サザーランド公爵邸から、年若い女性の絶叫が辺りに響き渡った。


***

「やっぱり、噂は本当なのかしら!」
「でも、それ以外あり得ませんわ!」
「そうよね!まさかーー」

「「「サザーランド公爵様が、夜な夜な女性を屋敷に招いて抱いているなんて!!」」」

(ブッ!!)

思わず、飲んでいます紅茶を吐き出す所だった。

「昨日のお相手は、きっと処女の方でしたのね」
「そうね。あんなに辺りに響く程に声を出すなんて…」
「サザーランド公爵様は、ちゃんと前戯をしなかったのかしら?」

そう言って、アレコレと話をする3人の女性達の声を聞きながら私は冷や汗をかいていた。

(昨日の夜に、叫び声……)

どうしよう………、思いっきり身に覚えがある。
というか、身に覚えしかない。

(はっ!!そうだ!ここには、ルイザさんも居る………!)

私は、バッと目の前に座るルイザさんを見る。
すると、目があったルイザさんは気まずげに視線を逸らす。

「えぇ…と。………今日は、お疲れ…ですよね?すみません、気が付かなくて」
「ち、違います!!」

慌てて否定するが、ルイザさんと目が合わない。

(どうしようっ!)

まさか、昨日の私の絶叫の所為でこんな噂が立っているとは思わなかった。

その所為で私は、ルイザさんに『昨日、辺りに響き渡る絶叫を上げながら上司に抱かれた護衛対象』と、思われてしまった。

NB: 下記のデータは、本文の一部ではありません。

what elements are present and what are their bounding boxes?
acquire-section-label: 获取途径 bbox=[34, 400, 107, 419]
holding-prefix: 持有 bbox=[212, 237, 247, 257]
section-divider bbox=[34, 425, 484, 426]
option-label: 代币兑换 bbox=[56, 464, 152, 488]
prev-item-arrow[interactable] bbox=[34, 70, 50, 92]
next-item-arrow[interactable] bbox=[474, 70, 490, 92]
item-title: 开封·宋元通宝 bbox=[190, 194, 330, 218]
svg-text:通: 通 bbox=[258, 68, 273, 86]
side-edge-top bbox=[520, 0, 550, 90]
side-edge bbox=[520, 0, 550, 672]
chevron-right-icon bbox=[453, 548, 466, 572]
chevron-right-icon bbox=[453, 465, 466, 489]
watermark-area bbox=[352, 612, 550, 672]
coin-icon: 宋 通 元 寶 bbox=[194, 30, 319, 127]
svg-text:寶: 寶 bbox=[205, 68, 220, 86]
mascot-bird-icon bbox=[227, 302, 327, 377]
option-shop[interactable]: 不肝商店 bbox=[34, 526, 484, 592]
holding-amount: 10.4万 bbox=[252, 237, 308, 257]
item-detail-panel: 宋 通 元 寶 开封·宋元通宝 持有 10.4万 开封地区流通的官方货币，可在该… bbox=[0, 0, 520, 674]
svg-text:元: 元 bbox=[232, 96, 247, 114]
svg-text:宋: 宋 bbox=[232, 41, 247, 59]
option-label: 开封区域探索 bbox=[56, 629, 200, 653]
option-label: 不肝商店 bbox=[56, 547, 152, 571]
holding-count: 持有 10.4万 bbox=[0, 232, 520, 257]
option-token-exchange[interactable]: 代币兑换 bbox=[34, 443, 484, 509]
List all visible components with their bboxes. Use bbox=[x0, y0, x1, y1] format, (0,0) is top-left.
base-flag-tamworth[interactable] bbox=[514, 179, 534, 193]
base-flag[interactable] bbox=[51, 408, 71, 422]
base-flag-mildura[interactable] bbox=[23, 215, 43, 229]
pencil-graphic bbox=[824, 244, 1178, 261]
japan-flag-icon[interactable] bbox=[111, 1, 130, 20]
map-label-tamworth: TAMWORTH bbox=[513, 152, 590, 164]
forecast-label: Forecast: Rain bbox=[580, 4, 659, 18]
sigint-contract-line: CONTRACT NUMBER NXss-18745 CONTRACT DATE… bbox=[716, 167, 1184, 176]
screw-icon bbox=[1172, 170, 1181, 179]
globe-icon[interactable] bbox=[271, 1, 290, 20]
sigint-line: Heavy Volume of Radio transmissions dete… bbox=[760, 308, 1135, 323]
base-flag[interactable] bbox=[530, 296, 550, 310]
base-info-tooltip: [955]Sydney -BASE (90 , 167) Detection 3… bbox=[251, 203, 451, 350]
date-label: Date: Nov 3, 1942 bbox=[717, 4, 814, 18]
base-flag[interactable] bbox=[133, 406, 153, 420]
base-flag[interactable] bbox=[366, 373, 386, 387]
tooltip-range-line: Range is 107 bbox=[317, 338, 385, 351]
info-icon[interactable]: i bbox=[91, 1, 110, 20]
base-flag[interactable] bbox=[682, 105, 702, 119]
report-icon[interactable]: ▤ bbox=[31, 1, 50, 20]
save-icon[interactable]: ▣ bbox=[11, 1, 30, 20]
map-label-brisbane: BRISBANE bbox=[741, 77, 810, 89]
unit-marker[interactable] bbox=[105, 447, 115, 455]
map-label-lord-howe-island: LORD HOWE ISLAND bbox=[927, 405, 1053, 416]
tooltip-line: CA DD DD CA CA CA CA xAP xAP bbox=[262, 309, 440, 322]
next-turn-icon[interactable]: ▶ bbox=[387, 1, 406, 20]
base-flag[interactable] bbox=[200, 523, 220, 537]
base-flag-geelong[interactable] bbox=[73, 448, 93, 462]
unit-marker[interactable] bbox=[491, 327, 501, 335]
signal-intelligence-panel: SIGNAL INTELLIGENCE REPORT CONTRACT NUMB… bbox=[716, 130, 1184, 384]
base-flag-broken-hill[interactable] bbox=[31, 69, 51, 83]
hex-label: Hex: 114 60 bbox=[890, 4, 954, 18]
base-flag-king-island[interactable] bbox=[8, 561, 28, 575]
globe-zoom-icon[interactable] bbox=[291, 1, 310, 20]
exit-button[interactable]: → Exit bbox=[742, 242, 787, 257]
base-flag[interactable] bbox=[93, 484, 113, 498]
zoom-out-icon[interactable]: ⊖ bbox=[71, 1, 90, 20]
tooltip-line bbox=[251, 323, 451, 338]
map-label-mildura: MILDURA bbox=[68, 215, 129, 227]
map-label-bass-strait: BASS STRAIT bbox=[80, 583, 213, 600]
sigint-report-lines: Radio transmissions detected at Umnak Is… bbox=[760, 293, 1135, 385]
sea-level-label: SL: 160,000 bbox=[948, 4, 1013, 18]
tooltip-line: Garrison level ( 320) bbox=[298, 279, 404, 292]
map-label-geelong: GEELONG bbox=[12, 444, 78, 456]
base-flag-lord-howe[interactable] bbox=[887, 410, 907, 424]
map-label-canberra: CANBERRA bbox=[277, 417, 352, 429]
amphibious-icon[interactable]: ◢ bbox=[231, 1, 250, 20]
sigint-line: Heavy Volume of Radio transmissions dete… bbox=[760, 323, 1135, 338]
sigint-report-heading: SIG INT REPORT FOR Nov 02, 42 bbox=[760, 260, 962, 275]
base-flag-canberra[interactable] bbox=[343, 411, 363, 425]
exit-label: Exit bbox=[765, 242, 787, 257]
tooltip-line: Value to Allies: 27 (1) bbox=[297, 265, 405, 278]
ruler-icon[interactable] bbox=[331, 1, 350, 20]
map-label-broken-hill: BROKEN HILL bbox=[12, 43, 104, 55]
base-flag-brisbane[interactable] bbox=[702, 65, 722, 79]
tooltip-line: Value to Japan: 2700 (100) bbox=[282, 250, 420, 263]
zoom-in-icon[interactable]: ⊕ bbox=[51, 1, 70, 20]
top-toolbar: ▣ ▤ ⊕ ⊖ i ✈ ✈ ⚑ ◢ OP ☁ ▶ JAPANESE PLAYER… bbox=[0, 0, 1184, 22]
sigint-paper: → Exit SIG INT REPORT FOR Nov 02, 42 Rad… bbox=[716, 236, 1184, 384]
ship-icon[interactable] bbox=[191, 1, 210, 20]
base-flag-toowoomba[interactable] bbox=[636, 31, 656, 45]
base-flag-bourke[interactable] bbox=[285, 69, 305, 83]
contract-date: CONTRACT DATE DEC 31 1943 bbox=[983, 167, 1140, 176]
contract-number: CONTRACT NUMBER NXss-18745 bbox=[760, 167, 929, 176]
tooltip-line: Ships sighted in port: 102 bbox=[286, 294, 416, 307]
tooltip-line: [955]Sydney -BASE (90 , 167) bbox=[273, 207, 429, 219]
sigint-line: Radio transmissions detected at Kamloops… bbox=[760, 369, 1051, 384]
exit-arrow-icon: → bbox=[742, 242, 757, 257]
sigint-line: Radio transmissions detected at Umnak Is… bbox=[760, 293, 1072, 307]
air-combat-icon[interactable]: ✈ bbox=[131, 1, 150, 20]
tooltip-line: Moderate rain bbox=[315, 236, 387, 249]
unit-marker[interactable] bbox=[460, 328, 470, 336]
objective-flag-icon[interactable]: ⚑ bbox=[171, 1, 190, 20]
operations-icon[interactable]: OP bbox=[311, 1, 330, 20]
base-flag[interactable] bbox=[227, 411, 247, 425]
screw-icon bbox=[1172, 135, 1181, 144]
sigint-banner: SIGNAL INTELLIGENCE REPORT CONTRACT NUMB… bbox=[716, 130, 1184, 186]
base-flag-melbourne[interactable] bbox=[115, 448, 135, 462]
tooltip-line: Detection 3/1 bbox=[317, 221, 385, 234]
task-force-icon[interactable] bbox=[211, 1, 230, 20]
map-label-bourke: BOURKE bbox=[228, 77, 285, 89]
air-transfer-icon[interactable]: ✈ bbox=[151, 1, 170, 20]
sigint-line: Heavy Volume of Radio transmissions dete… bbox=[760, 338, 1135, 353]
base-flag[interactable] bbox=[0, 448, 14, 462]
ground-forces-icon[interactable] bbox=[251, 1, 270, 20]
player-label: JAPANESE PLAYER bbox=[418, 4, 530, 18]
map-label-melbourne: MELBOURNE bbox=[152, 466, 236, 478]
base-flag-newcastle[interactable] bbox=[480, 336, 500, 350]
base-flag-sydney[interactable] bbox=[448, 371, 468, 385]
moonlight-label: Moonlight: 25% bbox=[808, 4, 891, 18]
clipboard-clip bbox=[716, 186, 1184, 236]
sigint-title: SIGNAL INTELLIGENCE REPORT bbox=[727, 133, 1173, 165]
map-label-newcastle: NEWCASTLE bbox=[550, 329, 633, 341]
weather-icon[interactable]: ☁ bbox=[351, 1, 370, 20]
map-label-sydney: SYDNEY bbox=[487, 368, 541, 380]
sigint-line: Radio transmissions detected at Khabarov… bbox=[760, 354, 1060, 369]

(それで朝、庭師のお爺さんや他のメイドさん達に微笑ましいような目で見られたのか…!!)

昨日の事情を知らないメイドさん達や庭師の人に、私がアルフォンスさんに抱かれたと思われてるなんてっ…!!

その後、慌てて屋敷に戻ると私は部屋に引き篭もり恥ずかしさで悶絶したのだった。